I am certain there are a lot of other people in the world who use Google as a source for news in the same manner that I do.  And I'm equally certain that there are other people who have done searches which included "OTCBB".  I think its highly probable that this "news story" about Record Sales for Elite, that it could be popping up on a lot of news feeds.  Even though there are over 700 million shares outstanding, at about 35 cents per share an investment of just $5,000 equals about 14,200 shares.  

If the dotcom bubble taught us nothing else, it showed that fundamentals are ultimately meaningless.
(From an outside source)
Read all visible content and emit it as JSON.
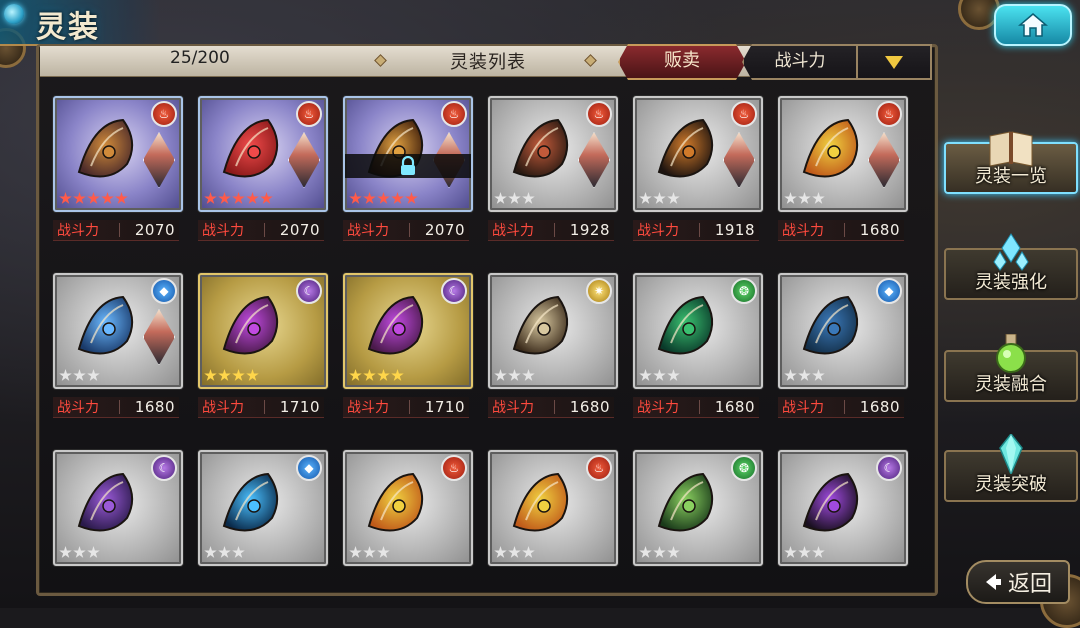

All that really matters is supply and demand.  And with this MicroCapDaily story I definitely see the potential for a significant level of buy side interest to pour into ELTP.

I'm viewing this as, potentially, a prime Greater Fool type play.  Despite what I view as incredibly poor fundamentals, I see the possibility for a lot of fools to come storming into this stock starting Monday, and I might just be one of them.  The thinking is that if the PPS starts climbing, that even Greater fools will show up and be willing to pay even more providing the possibility of a profitable short term trade.  

I will have to see how my day is shaping up tomorrow, I might just be jumping on this one, but not for the long term.  With a stock like ELTP I don't want to be in a situation where I'm unable to watch it for any extended period of time.  With a penny stock like this I'd be afraid of going to mow the lawns only to come back to find the PPS down big.